Lodge might have retreated some genteel distance from the dust and roar of public life, but he did not. Indeed, he waded into it, as a newspaperman, state legislator, three-term U.S. Senator, soldier, diplomat and vice-presidential candidate. He sacrificed his Senate seat once to fight gallantly in World War II, and again in 1952 to put Dwight D. Eisenhower in the White House.
This is, perhaps, what is meant by noblesse oblige : The precept that puts civic responsibility before personal reward. Lodge's private satisfactions were his public duties. He welcomed his country's new status in the world.

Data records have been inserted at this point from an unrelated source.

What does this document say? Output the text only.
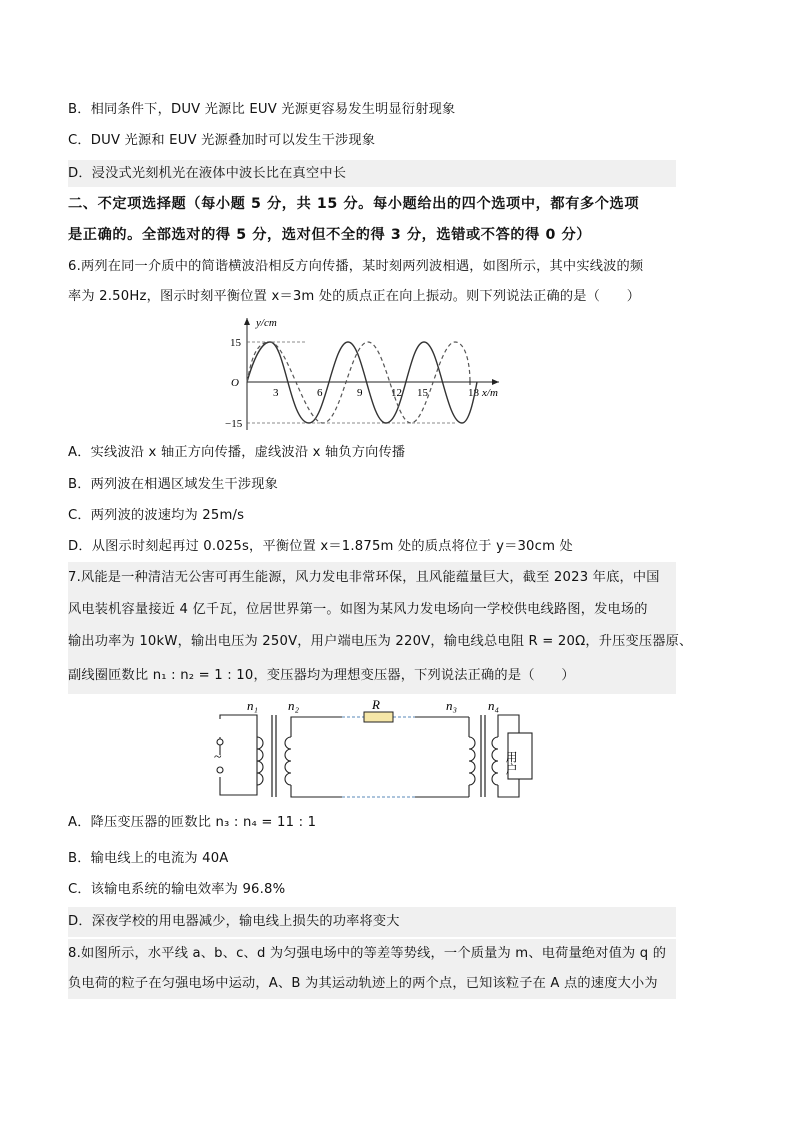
B．相同条件下，DUV 光源比 EUV 光源更容易发生明显衍射现象
C．DUV 光源和 EUV 光源叠加时可以发生干涉现象
D．浸没式光刻机光在液体中波长比在真空中长
二、不定项选择题（每小题 5 分，共 15 分。每小题给出的四个选项中，都有多个选项
是正确的。全部选对的得 5 分，选对但不全的得 3 分，选错或不答的得 0 分）
6.两列在同一介质中的简谐横波沿相反方向传播，某时刻两列波相遇，如图所示，其中实线波的频
率为 2.50Hz，图示时刻平衡位置 x＝3m 处的质点正在向上振动。则下列说法正确的是（　　）
y/cm
x/m
O
15
−15
3	6	9	12 15	18
A．实线波沿 x 轴正方向传播，虚线波沿 x 轴负方向传播
B．两列波在相遇区域发生干涉现象
C．两列波的波速均为 25m/s
D．从图示时刻起再过 0.025s，平衡位置 x＝1.875m 处的质点将位于 y＝30cm 处
7.风能是一种清洁无公害可再生能源，风力发电非常环保，且风能蕴量巨大，截至 2023 年底，中国
风电装机容量接近 4 亿千瓦，位居世界第一。如图为某风力发电场向一学校供电线路图，发电场的
输出功率为 10kW，输出电压为 250V，用户端电压为 220V，输电线总电阻 R = 20Ω，升压变压器原、
副线圈匝数比 n₁ : n₂ = 1 : 10，变压器均为理想变压器，下列说法正确的是（　　）
R
n₁ n₂	n₃ n₄
~	用户
A．降压变压器的匝数比 n₃ : n₄ = 11 : 1
B．输电线上的电流为 40A
C．该输电系统的输电效率为 96.8%
D．深夜学校的用电器减少，输电线上损失的功率将变大
8.如图所示，水平线 a、b、c、d 为匀强电场中的等差等势线，一个质量为 m、电荷量绝对值为 q 的
负电荷的粒子在匀强电场中运动，A、B 为其运动轨迹上的两个点，已知该粒子在 A 点的速度大小为
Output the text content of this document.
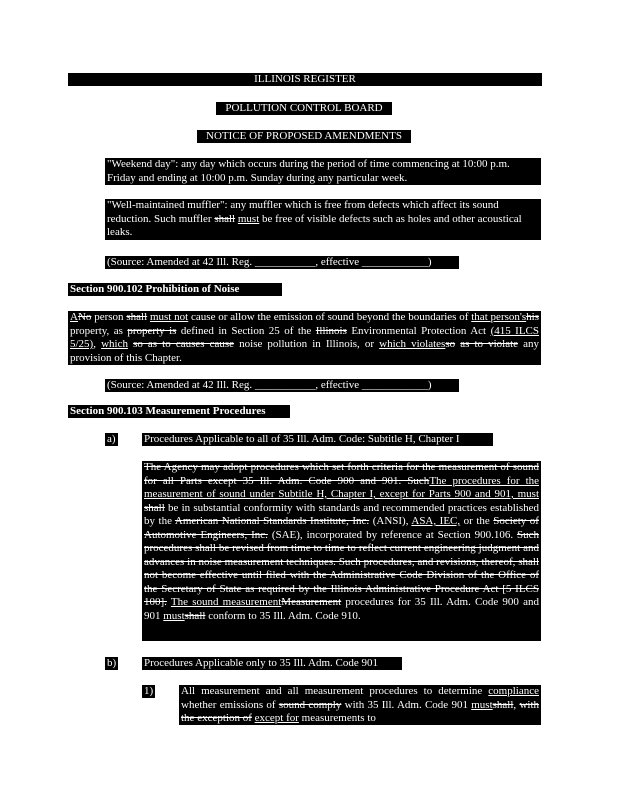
ILLINOIS REGISTER
POLLUTION CONTROL BOARD
NOTICE OF PROPOSED AMENDMENTS
"Weekend day": any day which occurs during the period of time commencing at 10:00 p.m. Friday and ending at 10:00 p.m. Sunday during any particular week.
"Well-maintained muffler": any muffler which is free from defects which affect its sound reduction. Such muffler shall must be free of visible defects such as holes and other acoustical leaks.
(Source: Amended at 42 Ill. Reg. ___________, effective ____________)
Section 900.102 Prohibition of Noise Pollution
ANo person shall must not cause or allow the emission of sound beyond the boundaries of that person'shis property, as property is defined in Section 25 of the Illinois Environmental Protection Act (415 ILCS 5/25), which so as to causes cause noise pollution in Illinois, or which violatesso as to violate any provision of this Chapter.
(Source: Amended at 42 Ill. Reg. ___________, effective ____________)
Section 900.103 Measurement Procedures
a)	Procedures Applicable to all of 35 Ill. Adm. Code: Subtitle H, Chapter I
The Agency may adopt procedures which set forth criteria for the measurement of sound for all Parts except 35 Ill. Adm. Code 900 and 901. SuchThe procedures for the measurement of sound under Subtitle H, Chapter I, except for Parts 900 and 901, must shall be in substantial conformity with standards and recommended practices established by the American National Standards Institute, Inc. (ANSI), ASA, IEC, or the Society of Automotive Engineers, Inc. (SAE), incorporated by reference at Section 900.106. Such procedures shall be revised from time to time to reflect current engineering judgment and advances in noise measurement techniques. Such procedures, and revisions, thereof, shall not become effective until filed with the Administrative Code Division of the Office of the Secretary of State as required by the Illinois Administrative Procedure Act [5 ILCS 100]. The sound measurementMeasurement procedures for 35 Ill. Adm. Code 900 and 901 mustshall conform to 35 Ill. Adm. Code 910.
b)	Procedures Applicable only to 35 Ill. Adm. Code 901
1)	All measurement and all measurement procedures to determine compliance whether emissions of sound comply with 35 Ill. Adm. Code 901 mustshall, with the exception of except for measurements to
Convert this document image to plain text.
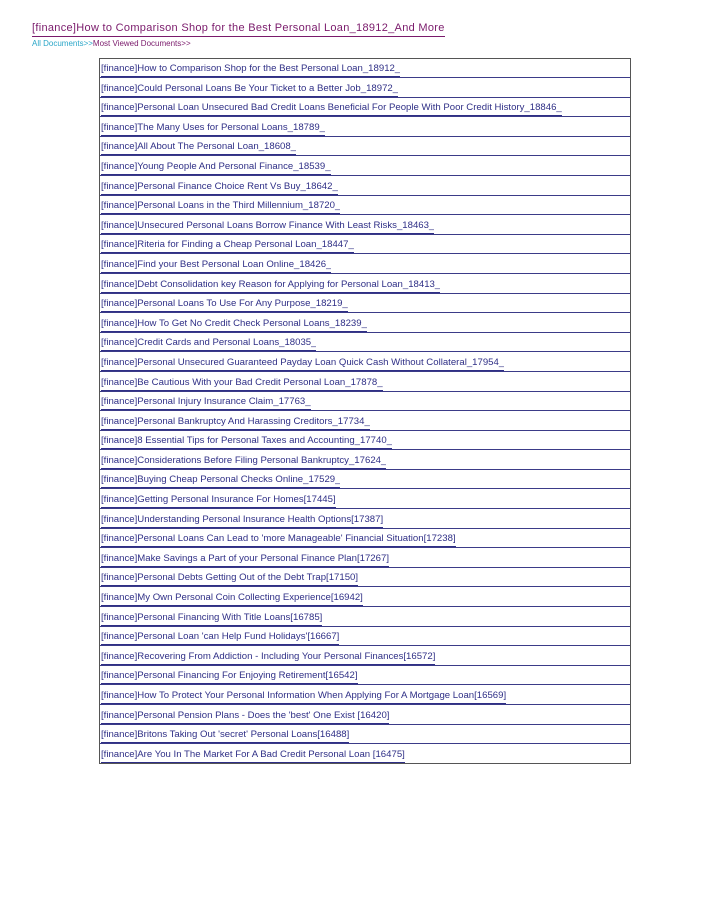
[finance]How to Comparison Shop for the Best Personal Loan_18912_And More
All Documents>>Most Viewed Documents>>
[finance]How to Comparison Shop for the Best Personal Loan_18912_
[finance]Could Personal Loans Be Your Ticket to a Better Job_18972_
[finance]Personal Loan Unsecured Bad Credit Loans Beneficial For People With Poor Credit History_18846_
[finance]The Many Uses for Personal Loans_18789_
[finance]All About The Personal Loan_18608_
[finance]Young People And Personal Finance_18539_
[finance]Personal Finance Choice Rent Vs Buy_18642_
[finance]Personal Loans in the Third Millennium_18720_
[finance]Unsecured Personal Loans Borrow Finance With Least Risks_18463_
[finance]Riteria for Finding a Cheap Personal Loan_18447_
[finance]Find your Best Personal Loan Online_18426_
[finance]Debt Consolidation key Reason for Applying for Personal Loan_18413_
[finance]Personal Loans To Use For Any Purpose_18219_
[finance]How To Get No Credit Check Personal Loans_18239_
[finance]Credit Cards and Personal Loans_18035_
[finance]Personal Unsecured Guaranteed Payday Loan Quick Cash Without Collateral_17954_
[finance]Be Cautious With your Bad Credit Personal Loan_17878_
[finance]Personal Injury Insurance Claim_17763_
[finance]Personal Bankruptcy And Harassing Creditors_17734_
[finance]8 Essential Tips for Personal Taxes and Accounting_17740_
[finance]Considerations Before Filing Personal Bankruptcy_17624_
[finance]Buying Cheap Personal Checks Online_17529_
[finance]Getting Personal Insurance For Homes[17445]
[finance]Understanding Personal Insurance Health Options[17387]
[finance]Personal Loans Can Lead to 'more Manageable' Financial Situation[17238]
[finance]Make Savings a Part of your Personal Finance Plan[17267]
[finance]Personal Debts Getting Out of the Debt Trap[17150]
[finance]My Own Personal Coin Collecting Experience[16942]
[finance]Personal Financing With Title Loans[16785]
[finance]Personal Loan 'can Help Fund Holidays'[16667]
[finance]Recovering From Addiction - Including Your Personal Finances[16572]
[finance]Personal Financing For Enjoying Retirement[16542]
[finance]How To Protect Your Personal Information When Applying For A Mortgage Loan[16569]
[finance]Personal Pension Plans - Does the 'best' One Exist [16420]
[finance]Britons Taking Out 'secret' Personal Loans[16488]
[finance]Are You In The Market For A Bad Credit Personal Loan [16475]
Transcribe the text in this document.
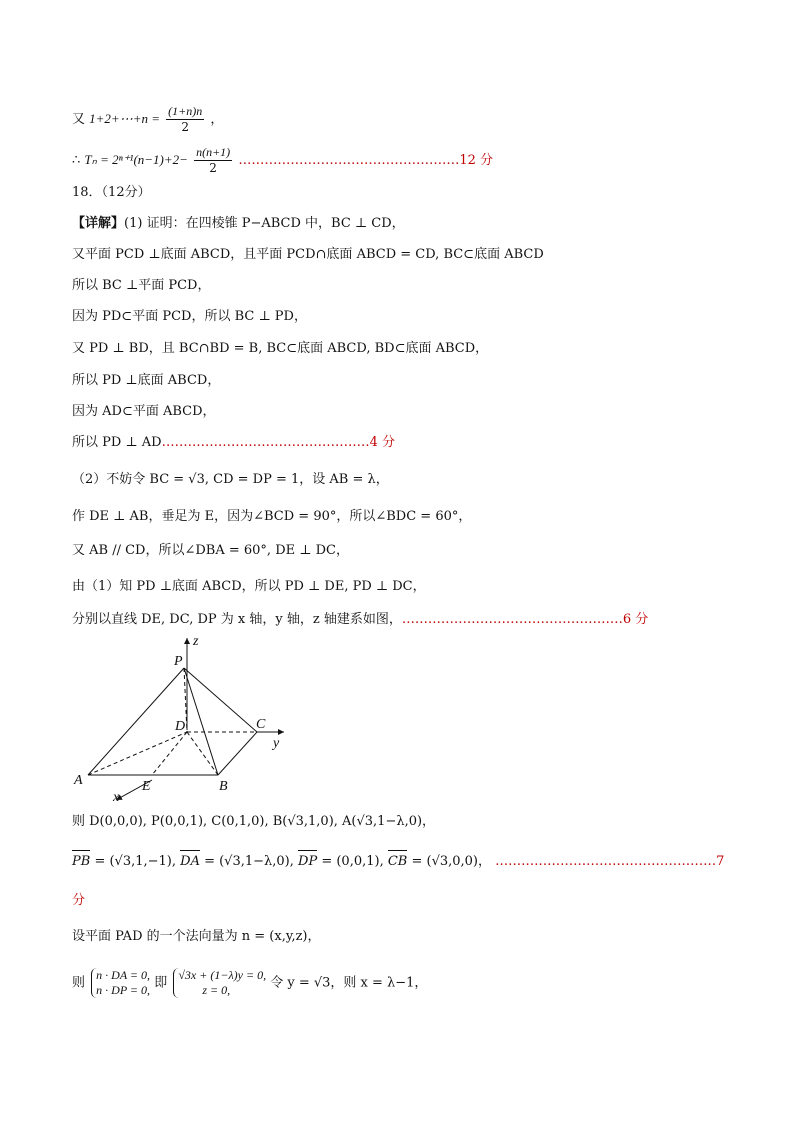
又 1+2+⋯+n = $\frac{(1+n)n}{2}$ ，
∴ $T_n = 2^{n+1}(n-1)+2- \frac{n(n+1)}{2}$ ……………………………………………12 分
18．（12分）
【详解】(1) 证明：在四棱锥 P−ABCD 中，BC ⊥ CD，
又平面 PCD ⊥底面 ABCD，且平面 PCD∩底面 ABCD = CD, BC⊂底面 ABCD
所以 BC ⊥平面 PCD，
因为 PD⊂平面 PCD，所以 BC ⊥ PD，
又 PD ⊥ BD，且 BC∩BD = B, BC⊂底面 ABCD, BD⊂底面 ABCD，
所以 PD ⊥底面 ABCD，
因为 AD⊂平面 ABCD，
所以 PD ⊥ AD…………………………………………4 分
（2）不妨令 BC = √3, CD = DP = 1，设 AB = λ，
作 DE ⊥ AB，垂足为 E，因为∠BCD = 90°，所以∠BDC = 60°，
又 AB // CD，所以∠DBA = 60°, DE ⊥ DC，
由（1）知 PD ⊥底面 ABCD，所以 PD ⊥ DE, PD ⊥ DC，
分别以直线 DE, DC, DP 为 x 轴，y 轴，z 轴建系如图，……………………………………………6 分
z
P
D	C
y
A	E	B
x
则 D(0,0,0), P(0,0,1), C(0,1,0), B(√3,1,0), A(√3,1−λ,0)，
PB = (√3,1,−1), DA = (√3,1−λ,0), DP = (0,0,1), CB = (√3,0,0)， ……………………………………………7
分
设平面 PAD 的一个法向量为 n = (x,y,z)，
则
n · DA = 0,
n · DP = 0, 即
√3x + (1−λ)y = 0,
z = 0,	令 y = √3，则 x = λ−1，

He was not so much an architect of American power, however, as its instrument, and it is not for nothing that he never held an administrative post of any consequence. Of course, this is the customary lot of the patrician in a democracy: born to serve but not necessarily to lead. The sturdy, virtuous Lodge--sleek, commanding, articulate--was the ideal representative of those principles that we like to think govern our national life. His heredity was his calling card, but it was also his greatest asset. In America an aristocrat can be a good soldier, too.
To be sure, such discipline has its liabilities, and the dual careers of Lodge and John F. Kennedy constitute a mini-drama of American politics. It was Kennedy, the Boston Irish Catholic, who unseated Lodge from the Senate in 1952; and it was Kennedy who defeated Lodge's running mate, Richard M. Nixon, for the presidency in 1960.
Yet it was also Kennedy who turned to Lodge at that pivotal moment in 1963 when the United States committed itself to the defense of South Vietnam. And it was Kennedy's Democratic successor, Lyndon B. Johnson, who used Lodge at a later, more critical, stage of American involvement.
I say "used" advisedly. Lodge's account of the conflict in 1966 between his secret diplomatic efforts for negotiation and the intensified bombing of North Vietnam make lamentable reading. Were those efforts uncoordinated, or did Johnson misuse the services of a distinguished citizen? It is difficult to say. It is reasonable to suppose, however, that if Lodge's instincts had governed Johnson's actions, the Vietnam War might have had a very different (and far happier) ending.
For that matter, the consensus that once governed American foreign policy might be in better repair than it is today. Lodge was part of that consensus, and served it faithfully, long after it had ceased to earn his allegiance.
He was a relic in the sense that the tradition he represented does not dominate American public life, nor has it for some time. The elite from which he sprang is an elite in name only, and our historic sources of national leadership--whether in commerce, education, the clergy, press or politics--remain scattered and uncertain. Santayana had this in mind when he saw the "air-line" to Seattle. Leaders aren't always sure what they want, or what the country needs, and those who serve, like Lodge, can only stand and wait.
Clearly, it was idealism as much as tradition that pushed Lodge into a life of public service, and in his old age he could look back with satisfaction on many accomplishments. But disappointed idealism can turn to bitterness, and there is in his career an element of promise unfulfilled, potential not fully realized. It is a measure of Lodge's character that such feelings never interfered with his sense of where his duty lay, and his determination to do it.